Maria Cecilia andava sempre
com a cabeça nas alturas e tanto é verdade que além dos familiares, amigos e
professores abanavam a cabeça desolados porque o seu olhar perpassava através
do que ela estivesse olhando, parecendo haver um motivo sempre translúcido mais
interessante, mais colorido, mais bonito, logo, logo ali.
Quando a família saía e já se
aprontava para embarcar no carro, ao procurar a menina lá estava ela, de
pijama, na cozinha, tomando café preto com farinha de mandioca com a Babá. Seus
pais desistiam da companhia e seguiam seu rumo com alegre adeusinho de Maria Cecilia
que, impassível, passava a mão no seu livro de história se assentando
pedantemente na poltrona da sala de visita acompanhada pelo riso irônico da
empregada.
Por este motivo apelidaram a
menina de “sobrinha”, a menina que fica, que não quer ir, que é esquecida por
tantas faltas, que tem em sua cabeça a urgência de aproveitar os momentos do
silêncio e do vazio da casa ora desocupada e
adonar-se de todos os ambientes, de morar um pouco em cada um deles,
dormitar na cama grande, descansar na cadeira do papai, costurar em fio torto
seus retalhos, ocupar toda a mesa de refeições e ao fim do dia espraiar-se pelo
jardim afora porque, afinal, ali era seu mundo de fantasia e contemplação.

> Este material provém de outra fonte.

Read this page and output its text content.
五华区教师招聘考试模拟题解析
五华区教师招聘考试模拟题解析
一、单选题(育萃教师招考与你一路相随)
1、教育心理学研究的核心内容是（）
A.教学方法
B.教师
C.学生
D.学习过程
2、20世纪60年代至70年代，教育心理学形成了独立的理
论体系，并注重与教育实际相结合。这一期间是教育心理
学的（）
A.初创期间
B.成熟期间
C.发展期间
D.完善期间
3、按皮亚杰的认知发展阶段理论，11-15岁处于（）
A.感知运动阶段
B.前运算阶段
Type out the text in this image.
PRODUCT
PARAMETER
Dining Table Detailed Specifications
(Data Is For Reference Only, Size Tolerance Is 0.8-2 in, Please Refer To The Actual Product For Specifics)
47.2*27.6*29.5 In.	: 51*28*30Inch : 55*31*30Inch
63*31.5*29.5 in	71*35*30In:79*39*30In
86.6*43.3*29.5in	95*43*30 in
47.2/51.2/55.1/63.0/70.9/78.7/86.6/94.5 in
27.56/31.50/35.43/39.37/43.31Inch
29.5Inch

Aparentemente não existia espaço suficiente para Maria Cecilia viver.
Para ela, até então, não se
tratava de nenhuma ilusão ter seus olhos à frente uma vez que ia tragando de
todos os cantos o que houvesse escondido, cada fresta possuía suas teias de
aranha particular, armários jamais abertos guardavam o cheiro do pó e do
antigo, as portas continham por detrás de si segredos inconfessáveis, e o eco
do longo corredor gritava em altos brados a algazarra da casa assim como os
cochichos dos adultos pairava no ar.
Em o tempo passando o todo dia
foi se modificando, as idas e vindas mudaram, a cozinha mudou de lugar, o fogão
a lenha foi fechado, os armários perderam seu conteúdo e na casa havia apenas
um ressoar de sons antigos. Maria Cecilia ao rever este lugar sagrado depois de
tantos e tantos anos não conseguiu espichar o olhar além do vazio do tempo.
Baixou a cabeça e rumou ao jardim onde se perdeu no denso nevoeiro.